Czy będzie pan obecny na protestach organizowanych przez związki zawodowe? Co prawda PiS jako partia nie weźmie w nich udziału, ale nie ma przeszkody, by członkowie partii brali w nich udział indywidualnie.
Niekoniecznie prywatnie. Bardzo wielu członków "Solidarności" jest zarazem członkami PiS-u i odwrotnie. Co prawda nie ma statystyk, ale wśród członków "Solidarności" – są badania z 2010 r., nie tylko nasze wewnątrzzwiązkowe, ale pokrywające się z niezależnych ośrodków – 65 proc. członków "Solidarności" wskazywało jako swój wybór polityczny na Prawo i Sprawiedliwość. Wtedy kilkanaście procent, gdzieś na poziomie 13-14 proc. wskazywało na Platformę. Przypuszczam, że dzisiaj ta proporcja jest jeszcze znacznie bardziej korzystna dla Prawa i Sprawiedliwości. Inne partie to już były marginalne kwestie, było wielu niezdecydowanych.

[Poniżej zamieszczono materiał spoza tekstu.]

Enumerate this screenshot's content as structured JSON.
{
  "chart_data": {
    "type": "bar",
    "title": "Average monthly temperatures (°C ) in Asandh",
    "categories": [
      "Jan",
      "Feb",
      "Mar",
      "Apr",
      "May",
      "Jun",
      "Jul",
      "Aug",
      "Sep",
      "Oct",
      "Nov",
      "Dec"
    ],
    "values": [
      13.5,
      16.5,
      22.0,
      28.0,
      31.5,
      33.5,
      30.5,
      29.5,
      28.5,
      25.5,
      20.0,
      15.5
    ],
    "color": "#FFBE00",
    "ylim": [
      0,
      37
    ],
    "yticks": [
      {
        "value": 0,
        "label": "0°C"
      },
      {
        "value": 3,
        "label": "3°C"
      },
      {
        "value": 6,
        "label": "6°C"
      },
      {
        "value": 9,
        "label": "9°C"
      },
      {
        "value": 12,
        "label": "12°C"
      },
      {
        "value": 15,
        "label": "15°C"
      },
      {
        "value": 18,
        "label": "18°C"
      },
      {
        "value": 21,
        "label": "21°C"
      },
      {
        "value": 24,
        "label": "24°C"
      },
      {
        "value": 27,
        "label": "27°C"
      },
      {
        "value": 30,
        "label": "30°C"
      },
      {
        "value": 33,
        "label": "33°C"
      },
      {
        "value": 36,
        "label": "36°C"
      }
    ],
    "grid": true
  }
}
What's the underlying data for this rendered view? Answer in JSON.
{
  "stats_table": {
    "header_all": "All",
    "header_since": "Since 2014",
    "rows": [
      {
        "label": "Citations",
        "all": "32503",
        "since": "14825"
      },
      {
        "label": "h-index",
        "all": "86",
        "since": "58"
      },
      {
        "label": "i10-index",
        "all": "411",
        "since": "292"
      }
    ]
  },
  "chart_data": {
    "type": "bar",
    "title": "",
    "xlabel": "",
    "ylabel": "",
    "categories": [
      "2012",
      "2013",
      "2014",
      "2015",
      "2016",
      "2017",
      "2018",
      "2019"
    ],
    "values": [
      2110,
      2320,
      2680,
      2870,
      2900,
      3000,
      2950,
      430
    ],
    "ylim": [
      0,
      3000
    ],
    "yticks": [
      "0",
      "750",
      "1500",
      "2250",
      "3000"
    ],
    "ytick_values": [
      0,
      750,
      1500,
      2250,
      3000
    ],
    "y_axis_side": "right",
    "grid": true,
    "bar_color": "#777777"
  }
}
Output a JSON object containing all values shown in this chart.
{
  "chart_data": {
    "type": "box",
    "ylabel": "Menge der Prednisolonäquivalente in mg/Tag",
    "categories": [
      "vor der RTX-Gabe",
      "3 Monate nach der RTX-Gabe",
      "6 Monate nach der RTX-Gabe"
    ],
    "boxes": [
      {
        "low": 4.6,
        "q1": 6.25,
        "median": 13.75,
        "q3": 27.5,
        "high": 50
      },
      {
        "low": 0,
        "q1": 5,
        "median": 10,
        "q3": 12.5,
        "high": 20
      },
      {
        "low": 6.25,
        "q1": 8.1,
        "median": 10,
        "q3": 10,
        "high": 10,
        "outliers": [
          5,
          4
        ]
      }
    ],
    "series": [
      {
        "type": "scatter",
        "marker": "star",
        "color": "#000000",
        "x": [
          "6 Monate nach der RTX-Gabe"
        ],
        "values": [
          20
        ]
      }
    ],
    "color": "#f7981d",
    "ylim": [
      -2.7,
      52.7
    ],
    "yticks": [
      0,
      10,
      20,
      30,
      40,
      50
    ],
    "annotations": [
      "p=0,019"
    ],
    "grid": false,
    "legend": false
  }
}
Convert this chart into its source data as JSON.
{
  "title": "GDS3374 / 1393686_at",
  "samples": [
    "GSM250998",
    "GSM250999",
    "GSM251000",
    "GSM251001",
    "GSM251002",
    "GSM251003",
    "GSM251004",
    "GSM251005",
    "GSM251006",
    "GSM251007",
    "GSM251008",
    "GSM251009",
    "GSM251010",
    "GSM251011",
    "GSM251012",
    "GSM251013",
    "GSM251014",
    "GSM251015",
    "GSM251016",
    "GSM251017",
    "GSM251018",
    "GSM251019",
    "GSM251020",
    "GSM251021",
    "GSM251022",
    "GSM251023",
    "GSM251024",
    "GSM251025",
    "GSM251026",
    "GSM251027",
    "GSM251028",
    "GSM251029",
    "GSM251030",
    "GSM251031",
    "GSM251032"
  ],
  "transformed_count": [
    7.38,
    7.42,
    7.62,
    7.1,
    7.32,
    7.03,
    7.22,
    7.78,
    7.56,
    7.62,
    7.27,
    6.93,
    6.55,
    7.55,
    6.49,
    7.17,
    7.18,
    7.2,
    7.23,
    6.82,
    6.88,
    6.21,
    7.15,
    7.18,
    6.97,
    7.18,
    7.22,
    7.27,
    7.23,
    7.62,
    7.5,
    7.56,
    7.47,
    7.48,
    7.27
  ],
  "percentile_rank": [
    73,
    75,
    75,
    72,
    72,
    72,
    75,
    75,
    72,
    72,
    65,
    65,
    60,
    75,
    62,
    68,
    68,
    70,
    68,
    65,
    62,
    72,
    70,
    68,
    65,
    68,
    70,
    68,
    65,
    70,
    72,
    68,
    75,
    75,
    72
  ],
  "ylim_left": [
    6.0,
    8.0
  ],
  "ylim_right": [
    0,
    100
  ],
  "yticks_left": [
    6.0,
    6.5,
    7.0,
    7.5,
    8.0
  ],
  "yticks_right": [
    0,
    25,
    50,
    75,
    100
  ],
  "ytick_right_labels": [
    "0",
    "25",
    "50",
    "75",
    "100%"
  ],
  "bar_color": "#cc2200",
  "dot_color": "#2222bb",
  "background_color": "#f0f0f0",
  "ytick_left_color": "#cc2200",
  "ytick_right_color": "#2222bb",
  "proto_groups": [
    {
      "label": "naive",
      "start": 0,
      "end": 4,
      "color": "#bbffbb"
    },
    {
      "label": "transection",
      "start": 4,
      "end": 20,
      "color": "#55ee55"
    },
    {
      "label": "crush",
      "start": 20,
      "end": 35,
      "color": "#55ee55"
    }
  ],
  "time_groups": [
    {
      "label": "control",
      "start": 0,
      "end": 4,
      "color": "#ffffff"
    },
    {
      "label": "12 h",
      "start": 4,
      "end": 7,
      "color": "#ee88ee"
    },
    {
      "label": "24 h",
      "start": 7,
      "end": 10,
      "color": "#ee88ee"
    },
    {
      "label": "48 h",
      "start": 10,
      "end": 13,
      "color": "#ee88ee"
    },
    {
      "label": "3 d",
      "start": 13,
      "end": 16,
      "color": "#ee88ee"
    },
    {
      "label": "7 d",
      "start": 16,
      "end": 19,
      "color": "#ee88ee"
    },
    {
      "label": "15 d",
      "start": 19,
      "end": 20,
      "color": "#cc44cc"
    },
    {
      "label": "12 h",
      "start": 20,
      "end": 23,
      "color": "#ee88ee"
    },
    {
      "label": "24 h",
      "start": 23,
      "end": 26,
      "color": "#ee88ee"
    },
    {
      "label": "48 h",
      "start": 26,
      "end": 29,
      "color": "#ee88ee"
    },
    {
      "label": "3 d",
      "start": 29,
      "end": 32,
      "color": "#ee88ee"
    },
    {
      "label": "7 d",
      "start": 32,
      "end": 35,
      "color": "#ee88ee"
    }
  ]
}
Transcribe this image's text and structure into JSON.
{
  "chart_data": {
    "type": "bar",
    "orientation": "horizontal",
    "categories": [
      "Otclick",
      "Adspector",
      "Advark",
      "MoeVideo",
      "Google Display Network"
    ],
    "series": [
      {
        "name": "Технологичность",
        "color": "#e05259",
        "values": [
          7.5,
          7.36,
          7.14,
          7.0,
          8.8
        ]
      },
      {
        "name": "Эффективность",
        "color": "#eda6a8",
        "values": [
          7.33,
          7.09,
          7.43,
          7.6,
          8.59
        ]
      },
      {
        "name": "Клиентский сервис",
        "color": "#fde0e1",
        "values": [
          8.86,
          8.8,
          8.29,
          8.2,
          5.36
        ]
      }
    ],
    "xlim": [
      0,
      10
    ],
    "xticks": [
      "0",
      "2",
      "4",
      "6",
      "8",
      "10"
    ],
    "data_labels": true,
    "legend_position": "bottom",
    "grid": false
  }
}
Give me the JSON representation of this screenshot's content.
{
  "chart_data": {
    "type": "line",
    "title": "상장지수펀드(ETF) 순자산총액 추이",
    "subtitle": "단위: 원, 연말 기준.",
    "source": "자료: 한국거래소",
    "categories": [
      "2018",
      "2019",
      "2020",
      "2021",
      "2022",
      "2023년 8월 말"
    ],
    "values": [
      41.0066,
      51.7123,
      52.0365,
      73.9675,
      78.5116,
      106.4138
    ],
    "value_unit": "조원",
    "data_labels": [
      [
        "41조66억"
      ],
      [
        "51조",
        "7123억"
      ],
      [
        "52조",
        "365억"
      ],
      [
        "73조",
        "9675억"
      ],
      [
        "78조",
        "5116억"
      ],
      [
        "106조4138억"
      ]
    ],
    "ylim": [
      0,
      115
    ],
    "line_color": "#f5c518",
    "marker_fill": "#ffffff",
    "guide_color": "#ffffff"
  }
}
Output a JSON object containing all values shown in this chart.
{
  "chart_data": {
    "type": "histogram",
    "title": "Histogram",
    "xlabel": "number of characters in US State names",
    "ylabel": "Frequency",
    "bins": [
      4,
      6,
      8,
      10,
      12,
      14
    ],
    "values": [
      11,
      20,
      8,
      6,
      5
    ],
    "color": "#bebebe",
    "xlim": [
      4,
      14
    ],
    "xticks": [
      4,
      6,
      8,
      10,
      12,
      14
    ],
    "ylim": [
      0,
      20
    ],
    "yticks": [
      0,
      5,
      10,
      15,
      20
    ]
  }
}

Co do celów, to i Prawo i Sprawiedliwość, i "Solidarność" walczą o taką samą Polskę. Natomiast są pewne różnice wynikające z tego, że walczymy na zupełnie różnych boiskach – "Solidarność" próbuje bronić tego swojego wizerunku apolityczności.
Jaka jest pana taktyka?
Ja prawdopodobnie w jakimś wymiarze wezmę udział w tych protestach, na pewno nie będę osobą sztandarową. Jest decyzja, że w ostatnim dniu, jeśli chodzi o tę scenę na Placu Zamkowym, politycy wszelkich opcji wstępu nie będą mieli. Więc moja rola wówczas jest dość problematyczna. Ja specjalnie tu nie mam dylematu. Od blisko 30 lat jeszcze się nie zdarzyło, żebym opuścił pielgrzymkę w Częstochowie i myślę, że tak będzie i tym razem. Może wyruszę wcześniej, by zdążyć na mszę świętą do Częstochowy.